Lawrence resident’s art, energy lead to deep community involvement

Ursula Minor, of Lawrence, stays busy with presiding over the local NAACP chapter, sitting on the Lawrence Public Library board and heavy involvement in the Lawrence arts scene.

Later in January, Lawrence resident Ursula Minor will once again set up a crafts booth for students at an after-hours educational game night at Woodlawn Elementary, as she’s done for nearly 10 years.

Minor did not attend the school, and neither did her two adult children. Minor doesn’t even live in the same part of town. But the modest, annual visit made to Woodlawn (and Pinckney Elementary — she does the same thing there) is a favorite activity for Minor, who stays busy with presiding over the local NAACP chapter, sitting on the Lawrence Public Library board and heavy involvement in the Lawrence arts scene.

“I just love the people and I just love getting out there and just doing stuff,” said Minor, 55, on being active in the community. “It never ends, but I enjoy it.”

Minor is a native Lawrencian and works as an assembler at the technology manufacturer Honeywell, where her husband, James, is a customer quality engineer. Her love of art was stoked as a Girl Scout, when she was always working with crafts. Today, she collects materials as if she were the “other Hobby Lobby.”

“I pick up beads and stuff everywhere,” she said.

Much of Minor’s artwork involves a months-long process of decorating dummy heads and other objects with a vibrant collage of beads and other small items covering every inch.

Minor is a member of the Lawrence Art Guild and Lawrence Creates Makerspace, and her work has appeared in Final Friday displays. Other pieces of her artwork — she used to be big into homemade dollhouses — have been donated to auction fundraisers for organizations such as Douglas County Casa and the Douglas County Aids Project, she said. One of them fetched about $300.

Minor said she inherited her proactive, community-driven energy from her parents, who raised seven children, worked and still found the time to volunteer. “Always doing something,” she said.

But it’s also her enthusiasm for art that pushed her into different aspects of the community. She first began associating with the NAACP about 15 years ago, doing things like making flyers or table centerpieces. And it was at an NAACP event in a park, with a craft station set up for kids, where attendees began asking if she’d do the same in other settings, like schools and the Boys and Girls Club.
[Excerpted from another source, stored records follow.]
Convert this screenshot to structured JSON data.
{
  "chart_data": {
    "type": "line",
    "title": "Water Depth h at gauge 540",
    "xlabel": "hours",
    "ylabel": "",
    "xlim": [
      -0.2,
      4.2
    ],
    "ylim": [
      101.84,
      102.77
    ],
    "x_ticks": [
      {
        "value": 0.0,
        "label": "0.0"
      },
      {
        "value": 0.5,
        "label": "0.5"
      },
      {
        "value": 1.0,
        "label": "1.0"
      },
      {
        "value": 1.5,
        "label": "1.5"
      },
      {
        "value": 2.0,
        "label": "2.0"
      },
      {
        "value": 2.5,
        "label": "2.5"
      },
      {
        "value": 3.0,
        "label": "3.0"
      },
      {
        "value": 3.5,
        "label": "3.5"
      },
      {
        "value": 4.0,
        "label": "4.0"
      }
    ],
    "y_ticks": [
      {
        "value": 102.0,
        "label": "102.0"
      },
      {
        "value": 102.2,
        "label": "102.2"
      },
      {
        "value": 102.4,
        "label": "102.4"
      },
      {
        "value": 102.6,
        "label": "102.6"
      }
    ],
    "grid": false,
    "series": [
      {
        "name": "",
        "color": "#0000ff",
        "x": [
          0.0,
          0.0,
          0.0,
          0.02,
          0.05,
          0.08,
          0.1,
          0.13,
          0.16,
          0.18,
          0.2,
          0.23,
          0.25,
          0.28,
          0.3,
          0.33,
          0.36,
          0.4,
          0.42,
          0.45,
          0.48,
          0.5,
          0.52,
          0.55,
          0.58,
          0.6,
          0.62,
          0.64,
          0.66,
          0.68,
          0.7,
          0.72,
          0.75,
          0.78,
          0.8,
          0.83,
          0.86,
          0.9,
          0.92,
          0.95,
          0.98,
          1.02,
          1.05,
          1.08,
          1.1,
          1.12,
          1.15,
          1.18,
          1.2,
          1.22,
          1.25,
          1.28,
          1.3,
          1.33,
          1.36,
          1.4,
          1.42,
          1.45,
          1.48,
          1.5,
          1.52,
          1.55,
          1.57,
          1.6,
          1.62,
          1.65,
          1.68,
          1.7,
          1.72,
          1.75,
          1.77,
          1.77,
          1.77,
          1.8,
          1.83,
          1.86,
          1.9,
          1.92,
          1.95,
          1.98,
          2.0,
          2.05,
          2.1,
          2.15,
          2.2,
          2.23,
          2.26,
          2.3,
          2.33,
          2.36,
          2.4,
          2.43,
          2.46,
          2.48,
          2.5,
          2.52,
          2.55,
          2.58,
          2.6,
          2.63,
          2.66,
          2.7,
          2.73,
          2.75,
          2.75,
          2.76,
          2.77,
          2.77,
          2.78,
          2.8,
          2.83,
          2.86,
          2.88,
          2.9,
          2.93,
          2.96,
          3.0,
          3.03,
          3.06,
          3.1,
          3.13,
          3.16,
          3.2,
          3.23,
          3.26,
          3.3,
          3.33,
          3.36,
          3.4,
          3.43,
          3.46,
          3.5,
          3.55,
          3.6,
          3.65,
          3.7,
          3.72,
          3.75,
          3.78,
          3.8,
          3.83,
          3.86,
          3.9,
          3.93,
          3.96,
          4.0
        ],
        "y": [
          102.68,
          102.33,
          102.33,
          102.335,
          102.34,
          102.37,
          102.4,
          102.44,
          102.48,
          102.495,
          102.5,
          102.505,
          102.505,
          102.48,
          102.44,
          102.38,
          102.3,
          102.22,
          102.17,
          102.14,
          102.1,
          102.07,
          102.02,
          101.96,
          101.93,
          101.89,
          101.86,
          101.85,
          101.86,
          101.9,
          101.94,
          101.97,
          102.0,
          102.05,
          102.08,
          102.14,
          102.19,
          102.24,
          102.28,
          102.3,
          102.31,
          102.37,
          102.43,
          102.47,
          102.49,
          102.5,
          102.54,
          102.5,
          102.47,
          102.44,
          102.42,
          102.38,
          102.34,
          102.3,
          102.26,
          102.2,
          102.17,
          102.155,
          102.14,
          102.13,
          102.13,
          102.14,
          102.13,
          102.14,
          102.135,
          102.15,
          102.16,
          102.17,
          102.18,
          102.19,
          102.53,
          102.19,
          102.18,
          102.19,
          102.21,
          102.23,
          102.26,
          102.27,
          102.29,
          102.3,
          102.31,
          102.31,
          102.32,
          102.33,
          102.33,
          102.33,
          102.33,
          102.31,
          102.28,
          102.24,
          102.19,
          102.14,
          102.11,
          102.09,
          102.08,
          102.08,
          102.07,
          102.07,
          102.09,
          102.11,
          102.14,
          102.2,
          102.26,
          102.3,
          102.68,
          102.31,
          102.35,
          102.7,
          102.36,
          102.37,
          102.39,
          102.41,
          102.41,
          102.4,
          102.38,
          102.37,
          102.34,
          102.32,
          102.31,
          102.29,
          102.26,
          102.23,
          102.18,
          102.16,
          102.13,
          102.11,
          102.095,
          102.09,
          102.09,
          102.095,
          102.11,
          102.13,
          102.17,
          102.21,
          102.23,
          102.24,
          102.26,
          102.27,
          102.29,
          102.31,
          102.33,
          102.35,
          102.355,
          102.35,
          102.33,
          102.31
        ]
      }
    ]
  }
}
“She’s an artist at heart and so she really encourages the students to use their creativity to come up with something they will enjoy taking home with them,” said Jeanne Fridell, Woodlawn’s principal. “It’s usually one of the more popular stations” at the game night.

Minor says her initial involvement with the NAACP didn’t involve the ambition of becoming its president, but she was elected to the top job in 2010. Among other projects there, she said, she helped turn its scholarship program into a consistently annual thing, awarding $250 or $500 grants to four Lawrence public high school students, up from one.

The energy has transferred to the rest of her family, too. Minor’s daughter, a graphic designer, usually comes along for the crafts stand at Woodlawn and Pinckney. Minor credits her son with ideas for the beaded heads. Her husband James, a member of Lawrence’s Community Development Advisory Board and an NAACP volunteer, says he’d be less active if it weren’t for her.

“I think it’s fascinating seeing her be able to do the things (she does),” he said.

With the end of her library board term approaching, Minor said she has a short list of other committees she’d like to join if she does not return. She has no plans to hit the brakes.

“I have a hard time saying no,” she said. “Sometimes I have to, and it just kills me. I just like to help people and do different things.”